More detail on the laser technique please, sounds interesting.
johnep


----------



## TexasTimbers (Oct 17, 2006)

It's purty!


----------



## stevie (Aug 16, 2007)

*Bowl#2*

Hi Nancy my name is Stevie I only joined this forum yesterday. I think your bowl looks great,also the laser etching sounds intriguing.I seem to have the opposite problem to you.I make the walls to thin and sometimes carry on through the bottom, still practice makes perfect.Can't wait to see more,
Stevie.:icon_smile::thumbsup: 
​


----------



## Nancy Laird (May 7, 2007)

Thank you for the compliment on my bowl, Stevie. I note that you're in Wirral, England. There is a man from there on Sawmill Creek who does laser work. His name is Frank Corker, and his location is Moreton, Wirral. You might want to contact him if you'd like to know more about the lasering. 

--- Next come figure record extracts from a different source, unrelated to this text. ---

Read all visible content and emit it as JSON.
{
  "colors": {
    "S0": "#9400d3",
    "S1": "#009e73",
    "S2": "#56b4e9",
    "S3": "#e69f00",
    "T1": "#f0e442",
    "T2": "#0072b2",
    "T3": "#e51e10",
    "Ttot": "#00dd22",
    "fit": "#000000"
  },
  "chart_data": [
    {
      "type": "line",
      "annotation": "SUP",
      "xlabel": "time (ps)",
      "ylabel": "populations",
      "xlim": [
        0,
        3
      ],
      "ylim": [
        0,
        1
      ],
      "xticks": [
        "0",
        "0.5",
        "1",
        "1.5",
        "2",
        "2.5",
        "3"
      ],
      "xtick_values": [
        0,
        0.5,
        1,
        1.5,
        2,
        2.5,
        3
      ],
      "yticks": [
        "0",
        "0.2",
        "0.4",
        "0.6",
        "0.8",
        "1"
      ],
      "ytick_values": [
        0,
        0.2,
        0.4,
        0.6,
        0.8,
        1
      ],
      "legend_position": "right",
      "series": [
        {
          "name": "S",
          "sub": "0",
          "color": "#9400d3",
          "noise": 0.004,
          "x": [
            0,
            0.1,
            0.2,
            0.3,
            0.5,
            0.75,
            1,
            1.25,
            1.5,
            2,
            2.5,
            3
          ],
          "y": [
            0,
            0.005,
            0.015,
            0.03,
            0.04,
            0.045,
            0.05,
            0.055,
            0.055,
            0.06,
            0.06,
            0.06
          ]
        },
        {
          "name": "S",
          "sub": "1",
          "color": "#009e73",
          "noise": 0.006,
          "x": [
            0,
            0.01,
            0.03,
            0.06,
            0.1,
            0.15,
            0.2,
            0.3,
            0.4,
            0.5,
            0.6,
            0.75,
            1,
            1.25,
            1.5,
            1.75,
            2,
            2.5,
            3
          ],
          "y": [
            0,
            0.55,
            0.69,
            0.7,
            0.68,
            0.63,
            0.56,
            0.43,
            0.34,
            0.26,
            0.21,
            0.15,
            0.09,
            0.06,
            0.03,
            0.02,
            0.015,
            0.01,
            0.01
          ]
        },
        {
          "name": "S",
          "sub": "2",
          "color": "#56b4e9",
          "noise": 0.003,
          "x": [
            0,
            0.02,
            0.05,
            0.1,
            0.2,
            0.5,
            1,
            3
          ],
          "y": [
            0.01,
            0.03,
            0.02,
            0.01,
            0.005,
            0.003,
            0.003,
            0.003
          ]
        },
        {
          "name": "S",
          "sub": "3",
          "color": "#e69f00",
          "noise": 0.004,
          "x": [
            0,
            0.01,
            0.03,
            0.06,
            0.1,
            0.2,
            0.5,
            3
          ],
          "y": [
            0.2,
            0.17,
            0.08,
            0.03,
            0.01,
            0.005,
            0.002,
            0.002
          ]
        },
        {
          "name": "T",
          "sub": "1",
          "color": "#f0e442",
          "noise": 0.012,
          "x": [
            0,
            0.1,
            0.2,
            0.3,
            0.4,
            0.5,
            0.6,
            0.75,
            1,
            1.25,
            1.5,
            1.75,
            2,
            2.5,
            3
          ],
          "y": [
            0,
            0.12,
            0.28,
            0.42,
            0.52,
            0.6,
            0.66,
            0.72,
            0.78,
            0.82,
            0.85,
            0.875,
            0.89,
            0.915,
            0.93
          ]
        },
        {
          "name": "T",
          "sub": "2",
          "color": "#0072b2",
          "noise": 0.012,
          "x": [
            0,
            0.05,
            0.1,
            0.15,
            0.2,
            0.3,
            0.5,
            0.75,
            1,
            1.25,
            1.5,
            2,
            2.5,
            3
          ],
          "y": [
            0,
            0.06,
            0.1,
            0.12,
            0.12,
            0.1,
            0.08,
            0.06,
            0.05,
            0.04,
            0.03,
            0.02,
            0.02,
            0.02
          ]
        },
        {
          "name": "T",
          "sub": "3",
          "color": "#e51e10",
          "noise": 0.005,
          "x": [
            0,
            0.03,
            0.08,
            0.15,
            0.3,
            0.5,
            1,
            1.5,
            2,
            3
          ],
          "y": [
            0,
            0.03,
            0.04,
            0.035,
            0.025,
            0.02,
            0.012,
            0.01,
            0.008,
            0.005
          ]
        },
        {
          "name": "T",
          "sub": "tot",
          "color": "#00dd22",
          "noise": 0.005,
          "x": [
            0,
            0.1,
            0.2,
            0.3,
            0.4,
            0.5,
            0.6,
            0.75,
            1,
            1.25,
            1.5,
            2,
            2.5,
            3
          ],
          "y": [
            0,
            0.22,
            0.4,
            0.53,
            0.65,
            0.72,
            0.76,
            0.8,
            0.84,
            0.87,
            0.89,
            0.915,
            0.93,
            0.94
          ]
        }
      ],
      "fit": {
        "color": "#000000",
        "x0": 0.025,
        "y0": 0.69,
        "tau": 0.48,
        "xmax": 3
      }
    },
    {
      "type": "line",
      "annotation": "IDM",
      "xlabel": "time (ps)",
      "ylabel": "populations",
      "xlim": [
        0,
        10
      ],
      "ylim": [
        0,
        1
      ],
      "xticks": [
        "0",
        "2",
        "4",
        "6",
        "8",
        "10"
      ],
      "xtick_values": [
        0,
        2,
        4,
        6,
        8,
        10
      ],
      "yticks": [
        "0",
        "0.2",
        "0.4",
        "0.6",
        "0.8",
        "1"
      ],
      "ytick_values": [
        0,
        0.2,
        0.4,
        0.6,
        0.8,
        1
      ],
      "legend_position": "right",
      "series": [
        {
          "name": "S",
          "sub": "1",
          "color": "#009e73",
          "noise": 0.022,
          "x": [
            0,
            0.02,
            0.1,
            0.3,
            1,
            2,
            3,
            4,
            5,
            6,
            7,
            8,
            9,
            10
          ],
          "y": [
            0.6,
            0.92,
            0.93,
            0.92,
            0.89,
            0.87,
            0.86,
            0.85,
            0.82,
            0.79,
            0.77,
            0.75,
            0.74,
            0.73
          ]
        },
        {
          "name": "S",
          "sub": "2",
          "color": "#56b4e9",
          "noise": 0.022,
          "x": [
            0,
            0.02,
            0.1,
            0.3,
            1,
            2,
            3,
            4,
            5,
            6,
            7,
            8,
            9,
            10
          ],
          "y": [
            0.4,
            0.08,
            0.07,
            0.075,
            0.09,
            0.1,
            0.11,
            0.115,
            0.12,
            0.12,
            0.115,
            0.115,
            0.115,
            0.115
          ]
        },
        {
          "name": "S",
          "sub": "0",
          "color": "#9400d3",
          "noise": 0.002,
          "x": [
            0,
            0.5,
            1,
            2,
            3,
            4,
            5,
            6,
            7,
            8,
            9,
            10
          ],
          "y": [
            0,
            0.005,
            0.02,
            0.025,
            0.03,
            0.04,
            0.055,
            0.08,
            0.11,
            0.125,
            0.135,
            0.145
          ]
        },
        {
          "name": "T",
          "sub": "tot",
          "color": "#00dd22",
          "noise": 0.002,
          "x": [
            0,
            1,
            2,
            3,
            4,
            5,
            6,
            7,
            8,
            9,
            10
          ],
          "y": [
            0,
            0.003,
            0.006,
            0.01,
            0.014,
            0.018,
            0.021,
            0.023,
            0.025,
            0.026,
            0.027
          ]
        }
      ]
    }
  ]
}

Don't know how long it will be before you see more bowls---I'm in the midst of a huge job of plaques for the New Mexico State Fair, and it may be a few weeks before I get back to my lathe!!

Nancy (126 days)


----------



## daryl in nanoose (Feb 18, 2007)

Hey Stevie, you might want to pic a set of these http://www.turningtools.co.uk/glossary/callipers/callips.html up to help with thicknesses. Just thought I would mention it.


----------